Council members voted 3-0 to adopt a tax rate of 32.52 cents per $100 valuation ($0.3252), which is the same as the voter-approval tax rate, or the highest tax rate that the city may adopt without holding an election to seek voter approval of the rate.

Citizens may attend the public hearing to voice their support or opposition to the proposed rate as well as the proposed $31.6 million budget 

While the new tax rate is larger than the no-new-revenue tax rate of 30.94 cents — the tax rate for the 2021 tax year that will raise the same amount of property tax revenue from the same properties in both the 2020 tax year and the 2021 tax year — it is actually a decrease of 2.59 cents from last year’s tax rate of 35.11 cents per $100 valuation, or a decrease of 7.38 percent in the total tax rate.
The new rate is expected to increase the total tax revenues from properties on the tax roll in the preceding year by 5.39% or $88,200, bringing the total tax levy on all properties to $1,723,815. Of that amount, $8,176 is tax revenue to be raised from new property added to the tax roll this year.

The average homestead taxable value increased from $117,233 in 2020 to $127,106 this year, an increase of $9,873, or 8.42 percent. The tax on the average homestead will increase from $411.61 to $413.35, an increase of just $1.74 or 0.42 percent.

The newly adopted 2021-22 budget of $31,606,346 includes $10,484,603 in general fund expenditures, including JB Wells Park, as well as $10,989,032 in the electric fund and $3,098,509 in the wastewater fund. Other fund expenditures being proposed include $1,913,509 in water fund; $1,989,913 in the economic development fund; $1,247,700 in debt service fund-governmental fund; $734,627 in the solid waste fund; $581,480 in a restricted use fund; $537,900 in capital projects-business; and $28,075 in capital projects-governmental. Total revenues being proposed are $28,551,914.

Council members also voted 3-0 to adopt an economic development funding agreement with the GEDC to help pay off the $1.825 million settlement of a lawsuit filed by the Austin Presbyterian Theological Seminary over the J.B. Wells Park. The agreement takes effect Sept. 15.

The seminary sued the City of Gonzales in 2017 over the estate of J.B. Wells Jr., whose last will included a reversionary interest in favor of the seminary in the real property that now makes up the city’s J.B. Wells Park, Expo and Arena.

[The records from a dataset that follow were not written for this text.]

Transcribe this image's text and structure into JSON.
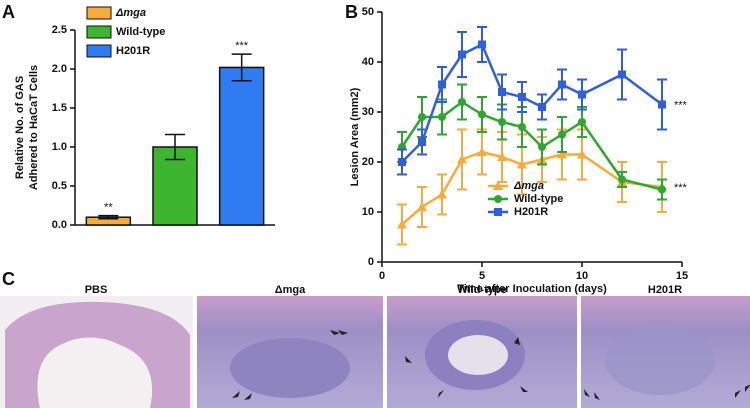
{
  "panels": [
    "A",
    "B",
    "C"
  ],
  "chart_data": [
    {
      "type": "bar",
      "ylabel": [
        "Relative No. of GAS",
        "Adhered to HaCaT Cells"
      ],
      "categories": [
        "Δmga",
        "Wild-type",
        "H201R"
      ],
      "values": [
        0.1,
        1.0,
        2.02
      ],
      "errors": [
        0.02,
        0.16,
        0.17
      ],
      "value_annotations": [
        "**",
        null,
        "***"
      ],
      "colors": [
        "#f6ac3c",
        "#3db52f",
        "#2f7cf2"
      ],
      "ylim": [
        0,
        2.5
      ],
      "yticks": [
        {
          "value": 0,
          "label": "0.0"
        },
        0.5,
        {
          "value": 1,
          "label": "1.0"
        },
        1.5,
        {
          "value": 2,
          "label": "2.0"
        },
        2.5
      ],
      "legend": "upper left"
    },
    {
      "type": "line",
      "xlabel": "Time after Inoculation (days)",
      "ylabel": "Lesion Area (mm2)",
      "x": [
        1,
        2,
        3,
        4,
        5,
        6,
        7,
        8,
        9,
        10,
        12,
        14
      ],
      "series": [
        {
          "name": "Δmga",
          "color": "#f6ac3c",
          "marker": "triangle",
          "annotation": "***",
          "values": [
            7.5,
            11,
            13.5,
            20.5,
            22,
            21,
            19.5,
            20.5,
            21.5,
            21.5,
            16,
            15
          ],
          "errors": [
            4,
            4,
            4,
            6,
            4.5,
            5,
            6,
            4.5,
            5,
            5,
            4,
            5
          ]
        },
        {
          "name": "Wild-type",
          "color": "#2fa62f",
          "marker": "circle",
          "values": [
            23,
            29,
            29,
            32,
            29.5,
            28,
            27,
            23,
            25.5,
            28,
            16.5,
            14.5
          ],
          "errors": [
            3,
            4,
            3.5,
            3.5,
            3.5,
            3.5,
            4,
            3.5,
            3.5,
            3,
            1.5,
            2
          ]
        },
        {
          "name": "H201R",
          "color": "#2f5fe0",
          "marker": "square",
          "annotation": "***",
          "values": [
            20,
            24,
            35.5,
            41.5,
            43.5,
            34,
            33,
            31,
            35.5,
            33.5,
            37.5,
            31.5
          ],
          "errors": [
            2.5,
            2.5,
            3.5,
            4.5,
            3.5,
            3.5,
            3,
            2.5,
            3,
            3,
            5,
            5
          ]
        }
      ],
      "xlim": [
        0,
        15
      ],
      "xticks": [
        0,
        5,
        10,
        15
      ],
      "ylim": [
        0,
        50
      ],
      "yticks": [
        0,
        10,
        20,
        30,
        40,
        50
      ],
      "legend": "lower center"
    }
  ],
  "histology": [
    "PBS",
    "Δmga",
    "Wild-type",
    "H201R"
  ]
}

This past June, after four years of battling in court, the two sides reached a settlement agreement of $1.825 million, which avoids more legal fees and gives the city all of the seminary’s interest in the land. The city had already racked up more than $500,000 in costs defending itself in the lawsuit.

The Gonzales County Court approved the settlement agreement in July after the city authorized issuance of 20-year general obligation refunding bonds as allowed by the Texas Government Code to pay for the settlement.

Annually levied ad valorem taxes will be used to pay back the settlement amount generated by the sale of the bonds. By issuing general obligation bonds, the city is not required to post a legal notice nor solicit voter approval.

In an effort to lessen the impact the settlement will have on the city, officials reached out to GEDC to ask them to help pay for half the cost, or $912,500. The city was facing an Oct. 10 deadline to pay the settlement in full.

During a joint meeting with the council, GEDC agreed to provide the $912,500 to the city, but spread out over the course of the 20-year bond period, which represents about $61,700 per year.

By making the payments annually instead of in one lump sum, GEDC is able to absorb the cost through its sales tax collection instead of running down its reserves and thus can continue to use its reserve funds to recruit and retain business in Gonzales. GEDC collects a half-percent of sales tax revenue in the city for its funding.

While GEDC is helping the city pay back the settlement, it is not a party to the bond, nor will it receive any interest in the J.B. Wells Park complex.

The J.B. Wells Park, Expo and Arena was appraised at $7.349 million by the Gonzales Central Appraisal District, and $11.3 million by Bolton Real Estate, according to case filings.